同世代・神尾米が語る「43歳になったクルム伊達」の魅力

  • 内田暁●構成 text by Uchida Akatsuki photo by AFLO

ウインブルドンと伊達の相性

 ウインブルドンという大会は、私たちすべてのテニス選手にとって夢でした。子供のころは、「テニスと言えばウインブルドン」。テニスとウインブルドンは、イコールくらいのイメージだったんです。

 その憧れの舞台に、出てみたい。出たら、今度は勝ちたい――。そう思わせてくれる場所でした。選手時代は、「ウインブルドンで1勝すれば、胸を張って日本に帰れる」と思えたくらいです。

 それが何故かと言えば、やはりすべてが厳格だからです。例えばウインブルドンは、予選と本選の会場が違うんです。そのことは以前から知っていたのですが、実際に初めて予選に出たとき、予選のパスでは、本大会の会場にも入れないことを思い知らされました。会場の門の前で、追い返されたことをハッキリと覚えています。もう、泣きたかったですよ(笑)。悔しくて、悔しくて......。それで、「いつか絶対に、ここの芝生を踏んでやる!」と心に誓い、ウインブルドンの本選で勝つことにかけていました。

 私たちの世代の選手は、みんなそうだったと思います。ウインブルドンはロッカールームも3つあって、シード選手と、中間くらいの選手、そしてそれ以下......というふうに分かれているんです。私も最初は一番下で、2番目までは行きましたが、その上までは行けなかった。「ここはやっぱり、すごいな~」と思いましたね。
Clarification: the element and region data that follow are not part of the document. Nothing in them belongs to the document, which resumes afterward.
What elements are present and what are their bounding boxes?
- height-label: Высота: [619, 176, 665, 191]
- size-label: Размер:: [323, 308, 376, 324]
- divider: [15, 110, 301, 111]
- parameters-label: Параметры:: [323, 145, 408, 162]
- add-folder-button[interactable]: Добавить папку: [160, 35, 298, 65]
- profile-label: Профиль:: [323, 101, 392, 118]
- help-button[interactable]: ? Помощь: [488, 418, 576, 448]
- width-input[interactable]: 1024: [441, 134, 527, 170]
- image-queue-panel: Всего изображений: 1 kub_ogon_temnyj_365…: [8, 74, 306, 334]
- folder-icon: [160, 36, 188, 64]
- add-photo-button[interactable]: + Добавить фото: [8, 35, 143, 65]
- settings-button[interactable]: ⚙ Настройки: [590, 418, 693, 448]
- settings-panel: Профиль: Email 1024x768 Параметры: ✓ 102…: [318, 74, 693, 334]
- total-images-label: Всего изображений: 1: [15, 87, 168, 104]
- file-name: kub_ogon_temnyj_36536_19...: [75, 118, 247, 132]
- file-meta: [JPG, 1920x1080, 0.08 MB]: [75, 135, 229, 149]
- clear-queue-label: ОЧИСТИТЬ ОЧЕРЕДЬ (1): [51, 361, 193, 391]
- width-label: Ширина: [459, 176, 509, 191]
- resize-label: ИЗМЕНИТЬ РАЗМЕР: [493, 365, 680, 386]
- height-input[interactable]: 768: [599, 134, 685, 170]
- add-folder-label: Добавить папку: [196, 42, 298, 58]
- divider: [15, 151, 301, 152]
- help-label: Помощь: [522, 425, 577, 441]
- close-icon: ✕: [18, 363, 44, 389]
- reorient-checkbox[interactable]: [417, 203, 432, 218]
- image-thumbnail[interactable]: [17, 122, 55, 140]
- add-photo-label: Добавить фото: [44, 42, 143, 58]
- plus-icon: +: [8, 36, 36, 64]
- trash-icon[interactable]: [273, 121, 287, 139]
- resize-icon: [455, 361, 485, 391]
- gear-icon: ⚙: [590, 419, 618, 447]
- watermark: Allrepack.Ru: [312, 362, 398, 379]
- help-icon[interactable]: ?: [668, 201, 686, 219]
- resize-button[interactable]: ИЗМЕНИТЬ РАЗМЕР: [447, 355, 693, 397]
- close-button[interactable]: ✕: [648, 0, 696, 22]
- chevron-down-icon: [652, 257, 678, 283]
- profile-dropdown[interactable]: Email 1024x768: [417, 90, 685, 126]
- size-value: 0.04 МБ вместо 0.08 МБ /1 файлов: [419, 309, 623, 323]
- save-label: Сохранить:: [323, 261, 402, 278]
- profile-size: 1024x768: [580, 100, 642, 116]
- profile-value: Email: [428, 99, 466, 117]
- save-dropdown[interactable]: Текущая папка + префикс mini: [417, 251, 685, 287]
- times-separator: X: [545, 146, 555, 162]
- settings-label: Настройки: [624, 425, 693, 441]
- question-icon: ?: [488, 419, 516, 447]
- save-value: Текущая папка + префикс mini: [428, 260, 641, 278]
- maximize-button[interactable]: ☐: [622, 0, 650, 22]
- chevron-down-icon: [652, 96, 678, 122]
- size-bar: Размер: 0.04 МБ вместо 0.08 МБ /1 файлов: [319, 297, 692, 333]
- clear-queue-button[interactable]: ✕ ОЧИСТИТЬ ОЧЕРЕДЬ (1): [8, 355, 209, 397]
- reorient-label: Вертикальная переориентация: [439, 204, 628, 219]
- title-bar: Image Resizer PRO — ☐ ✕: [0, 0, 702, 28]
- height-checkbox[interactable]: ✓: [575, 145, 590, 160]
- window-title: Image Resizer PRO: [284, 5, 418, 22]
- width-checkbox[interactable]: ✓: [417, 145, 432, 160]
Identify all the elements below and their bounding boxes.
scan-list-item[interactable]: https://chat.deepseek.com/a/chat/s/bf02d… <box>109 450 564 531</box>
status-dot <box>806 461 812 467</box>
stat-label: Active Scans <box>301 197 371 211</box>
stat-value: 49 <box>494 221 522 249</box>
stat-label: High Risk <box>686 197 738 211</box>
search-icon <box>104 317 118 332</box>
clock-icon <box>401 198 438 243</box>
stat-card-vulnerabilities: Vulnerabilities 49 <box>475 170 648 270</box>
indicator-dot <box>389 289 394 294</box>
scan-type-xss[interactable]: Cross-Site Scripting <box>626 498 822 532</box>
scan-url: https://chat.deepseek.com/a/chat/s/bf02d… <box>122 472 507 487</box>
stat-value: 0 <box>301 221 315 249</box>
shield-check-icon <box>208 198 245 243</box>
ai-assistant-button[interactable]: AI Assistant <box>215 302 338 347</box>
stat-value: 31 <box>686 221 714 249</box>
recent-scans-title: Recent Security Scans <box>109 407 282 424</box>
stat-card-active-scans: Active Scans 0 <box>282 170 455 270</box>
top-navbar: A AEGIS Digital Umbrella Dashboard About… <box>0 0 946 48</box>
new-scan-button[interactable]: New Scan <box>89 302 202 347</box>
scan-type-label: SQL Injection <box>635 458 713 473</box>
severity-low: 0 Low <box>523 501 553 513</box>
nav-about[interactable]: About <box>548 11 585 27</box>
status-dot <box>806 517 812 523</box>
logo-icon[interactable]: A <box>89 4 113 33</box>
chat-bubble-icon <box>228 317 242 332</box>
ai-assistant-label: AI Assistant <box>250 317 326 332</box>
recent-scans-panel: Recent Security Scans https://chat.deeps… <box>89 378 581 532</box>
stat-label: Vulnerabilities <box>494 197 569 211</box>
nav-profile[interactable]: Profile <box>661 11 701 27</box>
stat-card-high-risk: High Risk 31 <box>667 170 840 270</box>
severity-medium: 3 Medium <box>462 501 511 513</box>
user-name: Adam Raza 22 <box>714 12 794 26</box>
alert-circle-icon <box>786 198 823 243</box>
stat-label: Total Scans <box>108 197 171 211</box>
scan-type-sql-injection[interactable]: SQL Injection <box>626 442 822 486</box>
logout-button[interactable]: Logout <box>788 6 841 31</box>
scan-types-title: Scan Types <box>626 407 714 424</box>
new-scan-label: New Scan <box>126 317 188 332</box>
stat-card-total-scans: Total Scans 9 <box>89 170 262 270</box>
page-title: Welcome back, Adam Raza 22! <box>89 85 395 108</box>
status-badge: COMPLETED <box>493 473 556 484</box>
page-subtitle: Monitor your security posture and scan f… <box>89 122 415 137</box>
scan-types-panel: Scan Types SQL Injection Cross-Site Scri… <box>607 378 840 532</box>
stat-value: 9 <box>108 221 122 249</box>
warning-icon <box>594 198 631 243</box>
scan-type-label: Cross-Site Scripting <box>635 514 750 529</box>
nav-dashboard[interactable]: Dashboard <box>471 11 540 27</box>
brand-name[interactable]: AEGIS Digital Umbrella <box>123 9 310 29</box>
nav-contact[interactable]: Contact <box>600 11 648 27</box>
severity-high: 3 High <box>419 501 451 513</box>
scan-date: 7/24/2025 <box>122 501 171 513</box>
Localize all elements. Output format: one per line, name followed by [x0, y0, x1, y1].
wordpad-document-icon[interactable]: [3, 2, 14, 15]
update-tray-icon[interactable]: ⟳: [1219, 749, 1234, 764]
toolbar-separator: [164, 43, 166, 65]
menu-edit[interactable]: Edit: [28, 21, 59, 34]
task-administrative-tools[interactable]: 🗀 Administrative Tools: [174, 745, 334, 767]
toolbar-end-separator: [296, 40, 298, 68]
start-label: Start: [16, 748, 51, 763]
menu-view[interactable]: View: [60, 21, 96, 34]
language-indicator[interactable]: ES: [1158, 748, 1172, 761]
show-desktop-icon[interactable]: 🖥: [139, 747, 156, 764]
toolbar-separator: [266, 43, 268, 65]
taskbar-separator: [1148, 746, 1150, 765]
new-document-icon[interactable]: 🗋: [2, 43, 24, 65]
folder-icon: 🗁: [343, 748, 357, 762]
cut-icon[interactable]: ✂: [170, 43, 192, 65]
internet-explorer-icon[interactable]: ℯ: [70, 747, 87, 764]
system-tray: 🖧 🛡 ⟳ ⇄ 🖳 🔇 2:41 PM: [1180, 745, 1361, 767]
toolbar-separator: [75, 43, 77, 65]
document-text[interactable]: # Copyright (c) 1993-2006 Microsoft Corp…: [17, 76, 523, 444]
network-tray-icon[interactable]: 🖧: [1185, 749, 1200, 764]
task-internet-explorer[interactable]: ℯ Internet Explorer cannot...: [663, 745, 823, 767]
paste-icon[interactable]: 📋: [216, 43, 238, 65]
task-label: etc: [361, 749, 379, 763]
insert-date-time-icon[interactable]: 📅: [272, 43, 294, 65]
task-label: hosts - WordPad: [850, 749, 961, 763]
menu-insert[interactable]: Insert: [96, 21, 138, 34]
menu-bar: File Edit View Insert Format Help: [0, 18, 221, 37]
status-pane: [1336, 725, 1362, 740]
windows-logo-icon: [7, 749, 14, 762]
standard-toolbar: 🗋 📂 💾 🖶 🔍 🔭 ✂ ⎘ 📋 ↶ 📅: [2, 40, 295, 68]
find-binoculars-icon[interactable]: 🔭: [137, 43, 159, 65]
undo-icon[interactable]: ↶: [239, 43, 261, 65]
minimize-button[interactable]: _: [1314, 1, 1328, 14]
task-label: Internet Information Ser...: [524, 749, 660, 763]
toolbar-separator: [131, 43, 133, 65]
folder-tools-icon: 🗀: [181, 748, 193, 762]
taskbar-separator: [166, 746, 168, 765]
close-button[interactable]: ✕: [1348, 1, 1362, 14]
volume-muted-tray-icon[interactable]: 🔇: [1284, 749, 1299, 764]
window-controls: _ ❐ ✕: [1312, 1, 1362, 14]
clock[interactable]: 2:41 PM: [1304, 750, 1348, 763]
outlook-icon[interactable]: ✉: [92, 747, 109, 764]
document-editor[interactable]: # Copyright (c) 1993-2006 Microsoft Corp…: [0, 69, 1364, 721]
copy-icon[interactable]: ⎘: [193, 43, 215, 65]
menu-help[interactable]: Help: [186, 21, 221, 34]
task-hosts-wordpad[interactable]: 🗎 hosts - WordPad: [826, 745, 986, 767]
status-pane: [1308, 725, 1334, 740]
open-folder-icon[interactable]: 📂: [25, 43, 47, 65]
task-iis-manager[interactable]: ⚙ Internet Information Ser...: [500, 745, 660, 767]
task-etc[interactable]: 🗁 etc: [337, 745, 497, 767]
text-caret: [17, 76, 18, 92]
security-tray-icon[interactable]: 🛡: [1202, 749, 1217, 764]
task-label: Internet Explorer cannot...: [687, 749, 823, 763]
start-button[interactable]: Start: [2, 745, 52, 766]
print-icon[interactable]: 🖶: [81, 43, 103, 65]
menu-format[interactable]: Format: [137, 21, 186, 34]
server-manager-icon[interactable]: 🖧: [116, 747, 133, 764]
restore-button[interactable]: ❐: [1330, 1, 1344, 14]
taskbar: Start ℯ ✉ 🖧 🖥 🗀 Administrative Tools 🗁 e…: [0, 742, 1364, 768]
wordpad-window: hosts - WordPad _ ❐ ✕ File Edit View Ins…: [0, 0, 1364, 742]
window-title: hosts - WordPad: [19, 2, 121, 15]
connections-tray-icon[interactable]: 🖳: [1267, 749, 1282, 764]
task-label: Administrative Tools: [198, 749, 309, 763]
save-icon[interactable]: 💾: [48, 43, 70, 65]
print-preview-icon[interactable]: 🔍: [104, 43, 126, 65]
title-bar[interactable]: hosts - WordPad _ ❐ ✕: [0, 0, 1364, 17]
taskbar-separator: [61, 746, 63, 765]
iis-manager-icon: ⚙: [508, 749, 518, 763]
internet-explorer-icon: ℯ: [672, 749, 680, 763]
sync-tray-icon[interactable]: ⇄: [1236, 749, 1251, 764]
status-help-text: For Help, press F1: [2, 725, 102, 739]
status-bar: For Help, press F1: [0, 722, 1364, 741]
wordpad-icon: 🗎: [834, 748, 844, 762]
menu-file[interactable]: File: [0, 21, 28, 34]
 そんなウインブルドンの特性のひとつである芝のコートは、伊達さんのテニスがすごく生きる場所だと思います。まずはバウンドが低いので、伊達さんの最も好きな打点でボールを捕えることができるんです。伊達さんはボールの跳ね際を低い位置で捕えるのが好きで、テイクバックもラケットを下げます。ですので、低い位置だと一番スイングスピードの速い打点で捕えられ、ネットのギリギリを通すことができます。

 もちろん、速いコートというのは、相手のボールが速いということでもあるのですが、伊達さんは読みが良いので、スピードについていけるんですね。相手が強いボールを打ち込めば打ち込むほど、テンポ良くポンポンと返していく。そのリズムが、相手には非常にやりづらいんです。自分のリズムがつかめず、最後はムキになって崩れた体勢で打ってミスになる。負ける人は、みんなそのパターンです。

 それに芝は、展開や仕掛けも早いので、伊達さんの潔さが利くコートだとも思います。伊達さんは、勝負どころで迷いがない。実際は伊達さんだけでなく、ここぞというときにリターンで勝負に行くべきことは、すべての選手が分かっているんです。「どうしよう?」と思っている選手なんて、いないです。でも、普通はいろんなことを考え、迷ってしまう。「球種はスピンか、それともスライスか? コースはどちらに来る?」と思っていると、行きたくても行けなくなってしまう。でも伊達さんは、「こう」と決めたらブレない。「バックに来たら、ストレートに返す。こっちに来たらクロスに打つ」というふうに決めているように思います。その割り切り方がすごいんです。